Remote Operating with CommCat

One thing that caught my interest some time ago was the ability to remote control your station, in earlier times this wasn't so easy, but was possible by interconnecting various different pieces of tech together.

This usually consisted of among other things, computer rig control - building the control and audio interface cables, software - HRD for control, Skype on auto answer for the audio, and something like LogMeIn to gain remote access to the PC in the shack that ties it all together, and a laptop with wifi or cellular connection. A friend of mine, ZL1TLJ [SK], was doing exactly that type of setup with a Yaesu FT-1000MP Mark-V Field around 15 years ago.

Much to my delight, things are a little easier now!

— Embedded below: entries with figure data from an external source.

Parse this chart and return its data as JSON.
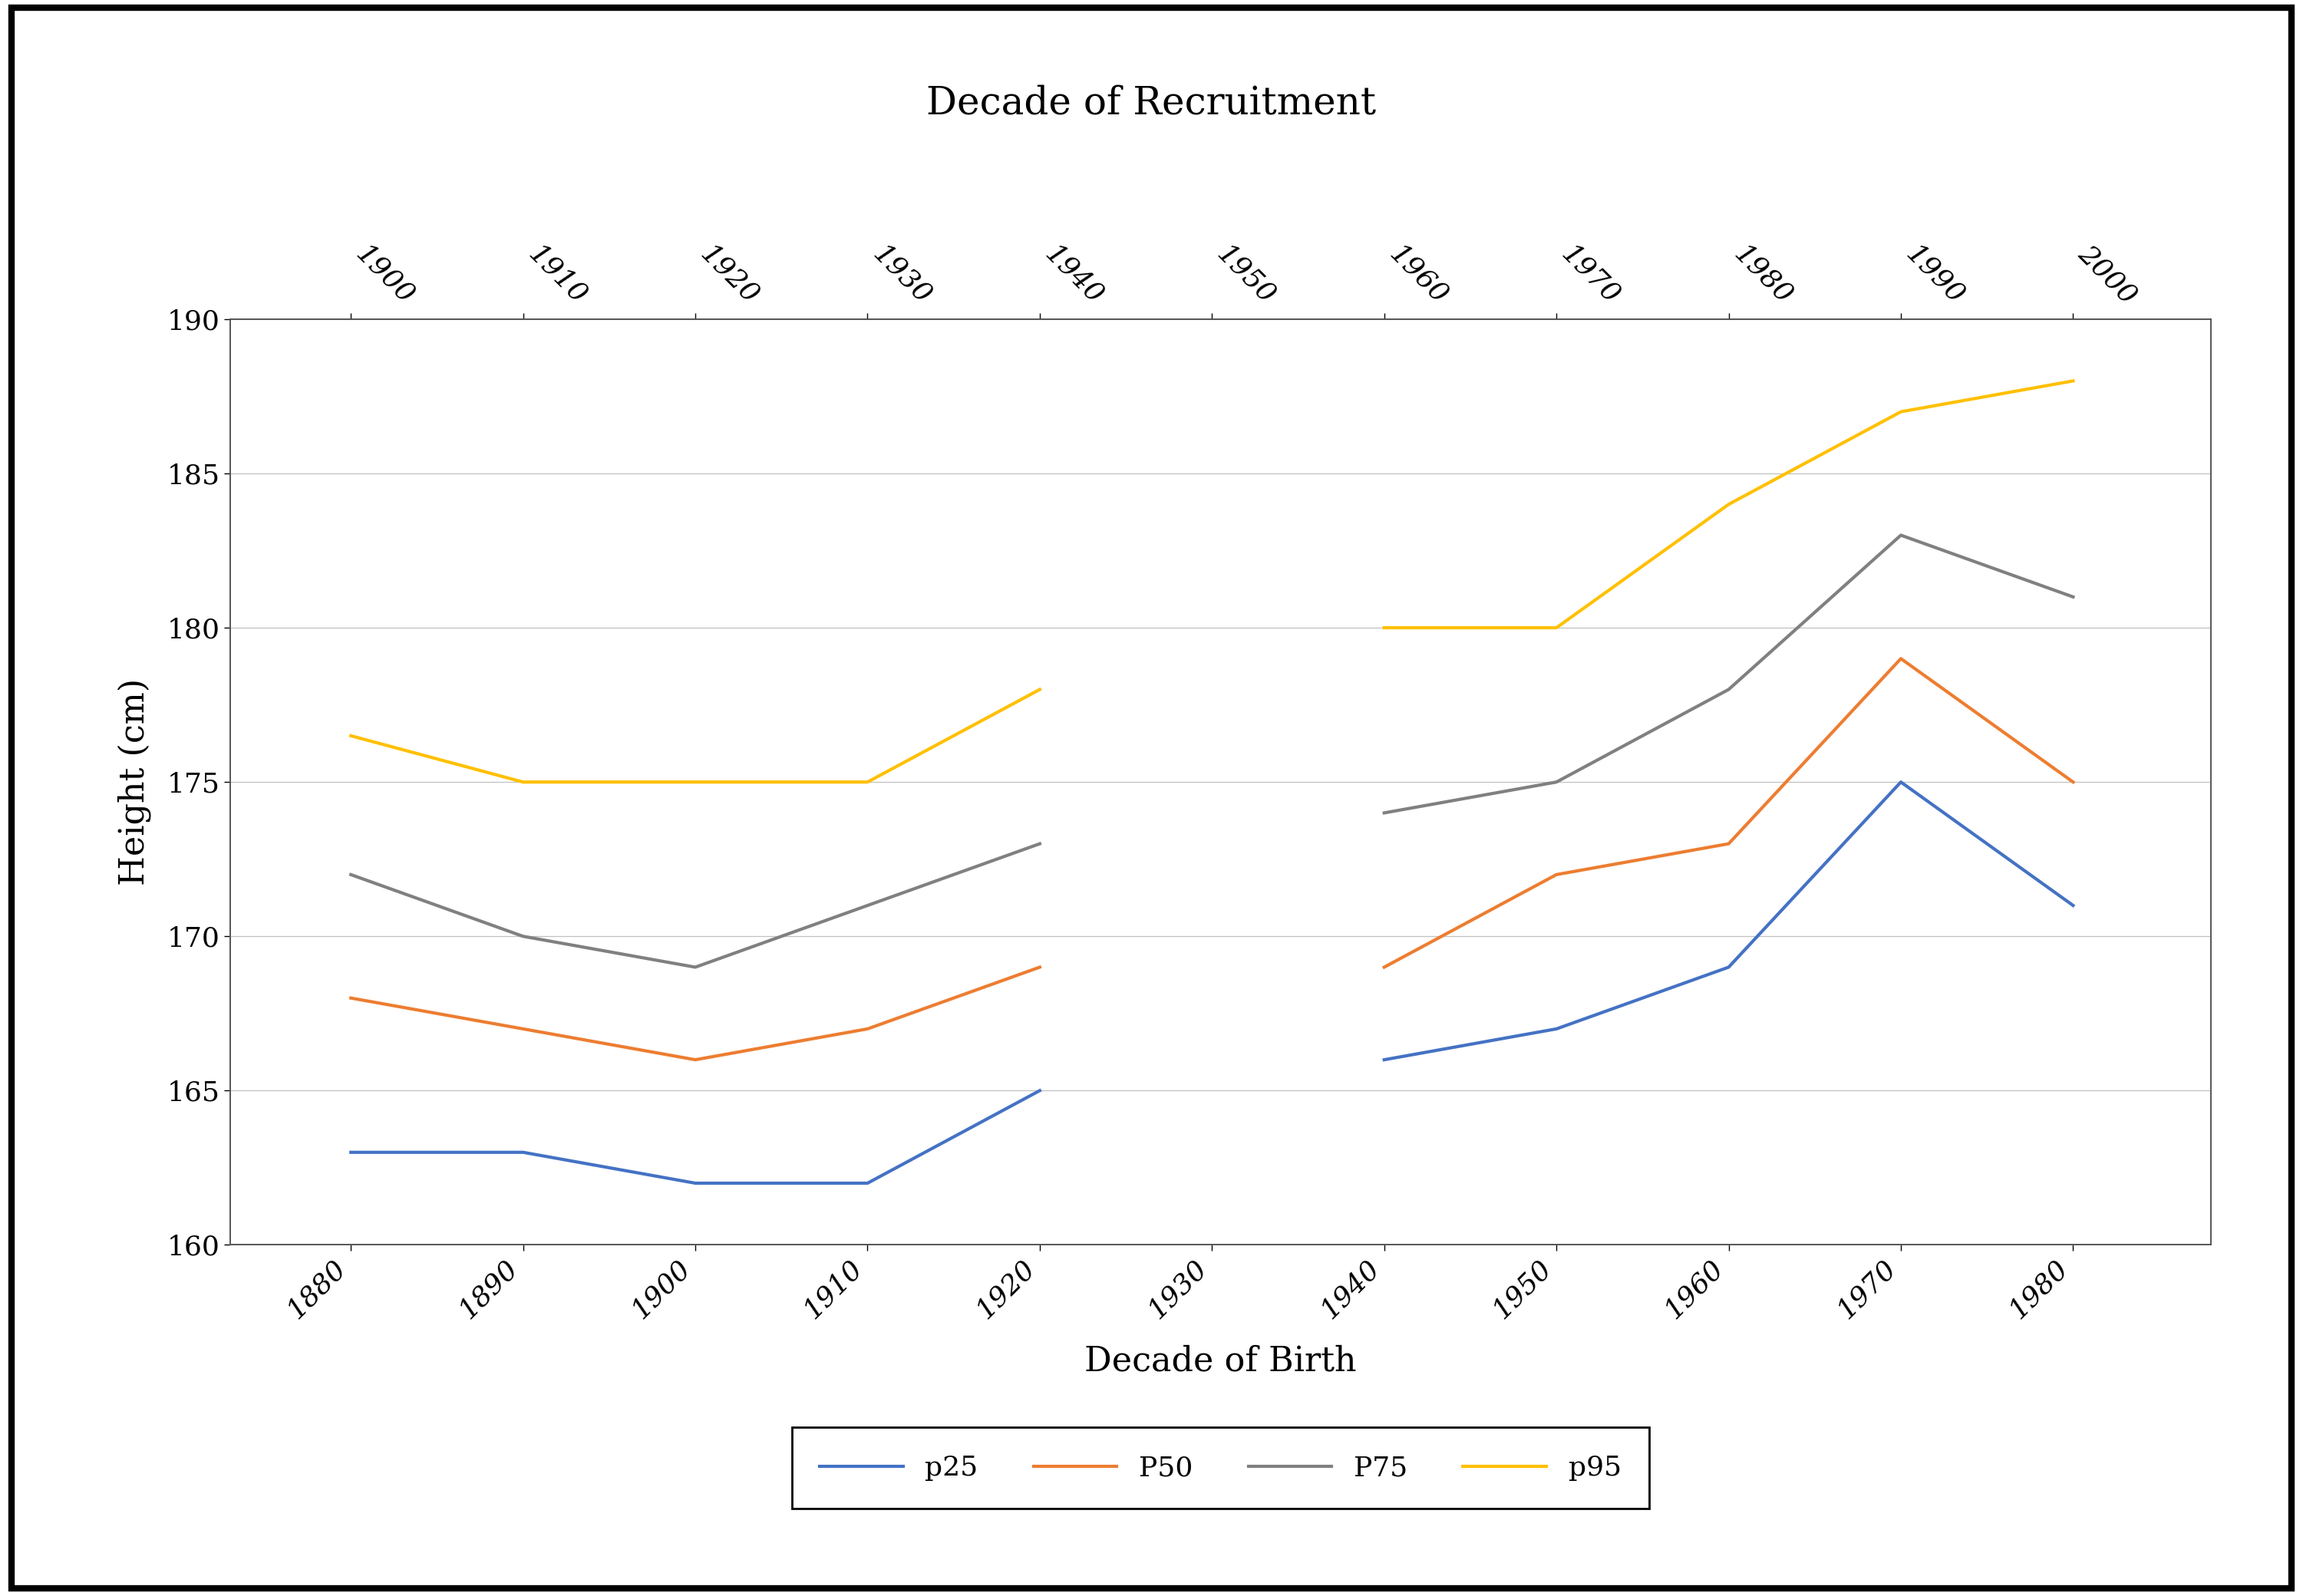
{
  "title": "Decade of Recruitment",
  "xlabel": "Decade of Birth",
  "ylabel": "Height (cm)",
  "background_color": "#ffffff",
  "plot_bg_color": "#ffffff",
  "border_color": "#000000",
  "bottom_x": [
    1880,
    1890,
    1900,
    1910,
    1920,
    1940,
    1950,
    1960,
    1970,
    1980
  ],
  "top_x": [
    1900,
    1910,
    1920,
    1930,
    1940,
    1960,
    1970,
    1980,
    1990,
    2000
  ],
  "all_bottom_ticks": [
    1880,
    1890,
    1900,
    1910,
    1920,
    1930,
    1940,
    1950,
    1960,
    1970,
    1980
  ],
  "all_top_ticks_pos": [
    1880,
    1890,
    1900,
    1910,
    1920,
    1930,
    1940,
    1950,
    1960,
    1970,
    1980
  ],
  "all_top_ticks_labels": [
    "1900",
    "1910",
    "1920",
    "1930",
    "1940",
    "1950",
    "1960",
    "1970",
    "1980",
    "1990",
    "2000"
  ],
  "p25": [
    163,
    163,
    162,
    162,
    165,
    166,
    167,
    169,
    175,
    171
  ],
  "P50": [
    168,
    167,
    166,
    167,
    169,
    169,
    172,
    173,
    179,
    175
  ],
  "P75": [
    172,
    170,
    169,
    171,
    173,
    174,
    175,
    178,
    183,
    181
  ],
  "p95": [
    176.5,
    175,
    175,
    175,
    178,
    180,
    180,
    184,
    187,
    188
  ],
  "p25_color": "#4472c4",
  "P50_color": "#ed7d31",
  "P75_color": "#808080",
  "p95_color": "#ffc000",
  "ylim": [
    160,
    190
  ],
  "yticks": [
    160,
    165,
    170,
    175,
    180,
    185,
    190
  ],
  "title_fontsize": 36,
  "axis_label_fontsize": 32,
  "tick_fontsize": 26,
  "legend_fontsize": 26,
  "line_width": 3.0
}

The Icom IC-7300 I have offers a USB port that presents to the computer a virtual RS-232 COM port for control, and USB audio devices for audio in and out. One cable does it all, modern rigs are finally in the 21st century!

I figured that by now someone would have written a remote control app for smart phones, turns out one person did with the generosity to make basic functionality free.

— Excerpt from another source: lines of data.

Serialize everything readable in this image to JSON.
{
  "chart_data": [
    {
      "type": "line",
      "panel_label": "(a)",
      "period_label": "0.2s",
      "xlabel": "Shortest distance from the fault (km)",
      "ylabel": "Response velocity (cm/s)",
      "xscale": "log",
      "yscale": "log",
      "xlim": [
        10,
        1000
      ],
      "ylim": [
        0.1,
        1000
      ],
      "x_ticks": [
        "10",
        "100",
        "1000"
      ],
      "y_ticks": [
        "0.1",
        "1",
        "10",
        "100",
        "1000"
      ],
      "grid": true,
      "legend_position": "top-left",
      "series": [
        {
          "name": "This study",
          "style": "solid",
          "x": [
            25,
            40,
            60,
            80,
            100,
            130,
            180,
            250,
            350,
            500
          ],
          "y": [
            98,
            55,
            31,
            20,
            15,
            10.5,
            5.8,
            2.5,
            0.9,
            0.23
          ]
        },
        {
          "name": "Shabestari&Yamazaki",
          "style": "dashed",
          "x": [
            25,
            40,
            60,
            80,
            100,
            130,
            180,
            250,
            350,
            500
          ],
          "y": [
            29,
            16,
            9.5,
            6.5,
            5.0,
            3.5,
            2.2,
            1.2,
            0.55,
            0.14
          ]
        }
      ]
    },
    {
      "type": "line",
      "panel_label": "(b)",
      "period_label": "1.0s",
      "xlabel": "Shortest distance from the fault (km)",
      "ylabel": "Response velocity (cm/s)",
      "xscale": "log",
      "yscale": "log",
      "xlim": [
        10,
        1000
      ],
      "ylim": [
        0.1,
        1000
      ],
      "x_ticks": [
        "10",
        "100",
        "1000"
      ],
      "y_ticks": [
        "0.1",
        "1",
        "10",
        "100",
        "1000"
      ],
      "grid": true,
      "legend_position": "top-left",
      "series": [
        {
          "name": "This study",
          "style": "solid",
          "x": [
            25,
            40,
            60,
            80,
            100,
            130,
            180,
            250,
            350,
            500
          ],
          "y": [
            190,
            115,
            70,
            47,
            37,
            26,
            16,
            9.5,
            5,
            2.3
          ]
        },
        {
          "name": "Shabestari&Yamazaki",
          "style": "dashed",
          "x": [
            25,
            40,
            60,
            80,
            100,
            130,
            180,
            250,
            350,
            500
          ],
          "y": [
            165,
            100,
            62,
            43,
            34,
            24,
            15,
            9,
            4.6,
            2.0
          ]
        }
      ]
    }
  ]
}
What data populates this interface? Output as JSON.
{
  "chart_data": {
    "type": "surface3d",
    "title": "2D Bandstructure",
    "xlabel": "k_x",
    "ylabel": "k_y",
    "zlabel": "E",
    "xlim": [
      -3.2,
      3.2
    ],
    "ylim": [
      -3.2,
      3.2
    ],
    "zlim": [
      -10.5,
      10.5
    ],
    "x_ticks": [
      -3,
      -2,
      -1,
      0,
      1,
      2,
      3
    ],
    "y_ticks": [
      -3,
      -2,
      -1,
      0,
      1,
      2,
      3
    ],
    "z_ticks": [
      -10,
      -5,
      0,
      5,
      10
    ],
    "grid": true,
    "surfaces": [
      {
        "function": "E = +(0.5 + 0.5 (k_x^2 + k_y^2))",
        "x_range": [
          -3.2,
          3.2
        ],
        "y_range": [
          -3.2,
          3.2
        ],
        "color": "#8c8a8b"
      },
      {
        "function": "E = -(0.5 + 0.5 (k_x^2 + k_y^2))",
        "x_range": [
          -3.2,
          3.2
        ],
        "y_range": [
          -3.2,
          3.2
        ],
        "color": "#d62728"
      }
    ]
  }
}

See CommCat and CommCat Live - for the applications, documentation - very well written - easy to read, follow and learn from.

Whats needed:
  • A Windows computer connected to the rig is still required to "interface" via.
  • The iOS app [the client] CommCat Mobile is free from the App Store.
  • The Windows application [the server] CommCat QSXer, is what CommCat Mobile talks to, is free to download, and simple to configure.
  • Audio - a small yearly subscription is required to enable it in the CommCat apps, or you can configure an alternate Skype account to auto answer [remember to lock down the settings so only YOU can call it!].
  • The TCP/IP communication via the iOS client app and the Windows server app [which controls the rig] is direct, there is no cloud service in the middle to broker the connection.
    • Ever wonder how your smart phone apps - from anywhere - can find and control smart home devices in your home for example? Yes magic in the middle makes it happen.
  • For this you need to either forward a port in your router [and be aware anyone on the internet can find this port and try and attempt to interact with it], or run a VPN service from your home internet - this is what I do as I run pfSense as my firewall with my cable modem in bridged mode.
With this setup, I can do basic remote control of my rig, which is all I wanted for now. With this I can tune around the bands, change modes, swap between VFO and memory, setup preset user-defined macros in CommCat Mobile to perform other supported functions.

Downsides? A few:
  • Even with CI-V transceive turned off in the Icom IC-7300, the iOS app will toggle split mode on and off several times after tuning frequencies - somewhat annoying, as you have to wait for this toggling to finish before you can do anything else.
  • 60m band not channelized - fixed by setting up macros - this involved learning the Icom CI-V commands [well documented], and trial and error to get them right.
  • No AM mode - fixed by setting a macro.
  • No 5 or 25 Kc steps.
  • No ability to switch the rig to memory mode and step through preset memories - I can likely work around this will more macros, but not figured them out yet!
  • Skype on iOS seems to eat batteries, even just receiving an audio stream with the screen off! I'll assume that getting the audio enabled in the CommCat apps is more efficient.
  • Mute the mic in Skype on iOS when just listening, otherwise the feedback cancelling will mute the incoming audio when local noise / bumping the mic happens. 

There you have it, this works, costs nothing for basic functions, and after getting the audio levels right, I have held conversations while remote on a local 6m FM repeater with good audio reports using the Apple supplied earbuds/mic that came with my iPhone 6.